Where have you been? When did you get back? And why are you here?

Something unwavering around the edges of his gaze melts away when she looks up at him from under dew-lashes. Crumbled resolve. She was scared.

“Hey, kid.” Like a bullet, baritone and warm and shot straight through her chest, an echo of it, country-accent, then his head tilts. “I know it’s been’a while.”

--

Or, when sixteen year old Bela's father eats his gun, the only person in the world keeping her from entering New York City's foster care system is her father's once-best friend, Lieutenant Dylan Parker: a honorably retired Marine with a lonely ranch in the heart of the Montana mountains, a mysterious but seemingly trustworthy Alpha there to collect her in her time of need.

Notes:

Listen, the dove is dead. "If you don't like it, don't read it." You know the drill. This one is for the freaks like me. Slow updates, delicious rewards.

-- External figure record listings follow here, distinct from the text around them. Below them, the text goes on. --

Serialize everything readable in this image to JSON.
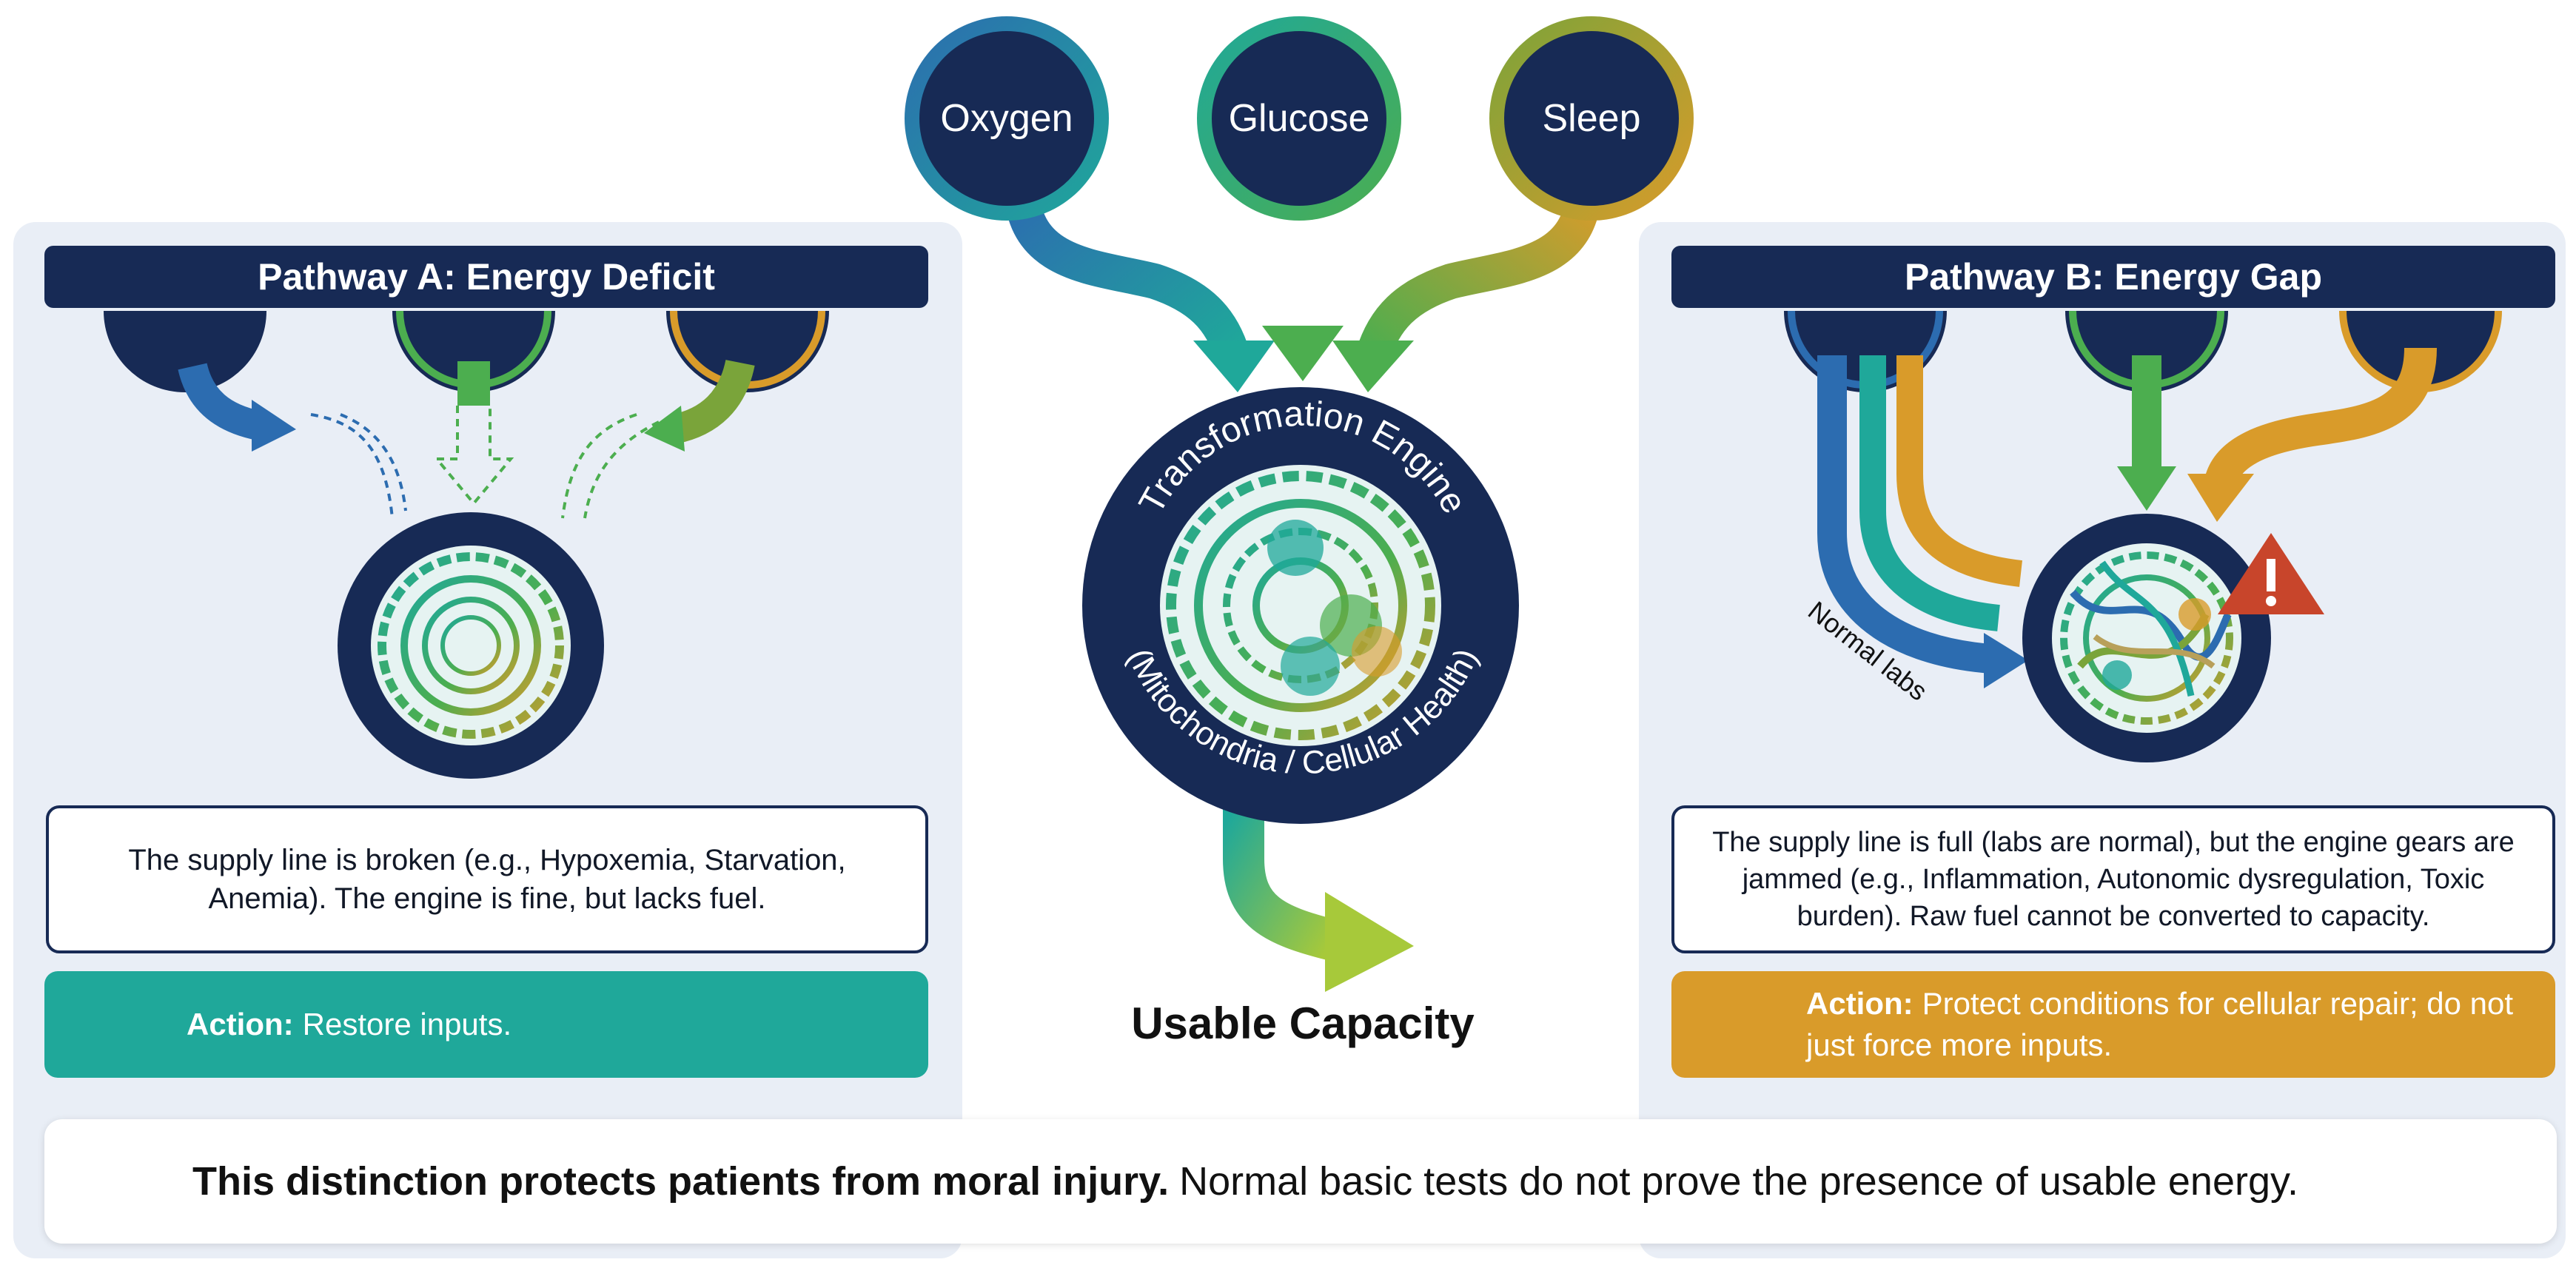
{
  "colors": {
    "navy": "#172a55",
    "blue": "#2c6cb0",
    "teal": "#1fa89a",
    "green": "#4cae4f",
    "gold": "#d99b2a",
    "alert_red": "#c8452b"
  },
  "inputs": [
    {
      "label": "Oxygen",
      "color": "#2c6cb0"
    },
    {
      "label": "Glucose",
      "color": "#1fa89a"
    },
    {
      "label": "Sleep",
      "color": "#d99b2a"
    }
  ],
  "engine": {
    "top_label": "Transformation Engine",
    "bottom_label": "(Mitochondria / Cellular Health)",
    "output_label": "Usable Capacity"
  },
  "pathway_a": {
    "title": "Pathway A: Energy Deficit",
    "description": "The supply line is broken (e.g., Hypoxemia, Starvation, Anemia). The engine is fine, but lacks fuel.",
    "action_prefix": "Action:",
    "action_text": "Restore inputs.",
    "action_color": "#1fa89a"
  },
  "pathway_b": {
    "title": "Pathway B: Energy Gap",
    "arrow_label": "Normal labs",
    "description": "The supply line is full (labs are normal), but the engine gears are jammed (e.g., Inflammation, Autonomic dysregulation, Toxic burden). Raw fuel cannot be converted to capacity.",
    "action_prefix": "Action:",
    "action_text": "Protect conditions for cellular repair; do not just force more inputs.",
    "action_color": "#d99b2a",
    "warning_icon": "warning-triangle-icon"
  },
  "banner": {
    "bold_text": "This distinction protects patients from moral injury.",
    "text": "Normal basic tests do not prove the presence of usable energy.",
    "icon": "exclamation-circle-icon"
  }
}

I've taken some minor liberties with A/B/O, but I feel like it'll be worth it. Be mindful of the tags, have fun!

– SS. ♥

(See the end of the work for more notes.)

Chapter 1

Summary:

Bela reunites with Dylan in Family Court.

Chapter Text

Manhattan, New York
October 27th, 1996

 

It stings – her tender, bitten-at nail bed.

Isabela Anderson rubs away a new sliver of blood from the cuticle she’s gnawed at. She scrapes it over the ironed cotton edges of her knee-skirt, unsurprised to discover a twisting thread that juts from frayed and knotted hitches: a petite spiral in impoverished material. Hand-me-down. It used to be her mom's.

She feels absent in her body, in her bones and muscles. Just narrow marrow and dial-up wires, senses clouded by the ticking time of the morning hour.

Bela wraps her pinkie around the string again and again, and again and again, until it catches like a noose, and she yanks on it carelessly. Her pointy teenage teeth snap into her bottom lip as friction heat indents a pink pattern across the flesh of her fingertip.

She pulls, pulls harder

– the thread snaps.

She studies her blood under her skin, turning her flesh lilac purple above the tourniquet. The pressure cuts off circulation. She wiggles it.

It doesn’t hurt her. It doesn’t hurt. Until it does...

"Bela – stop that!" Chides an accented voice. Her lungs squeeze below her ribcage, caught! 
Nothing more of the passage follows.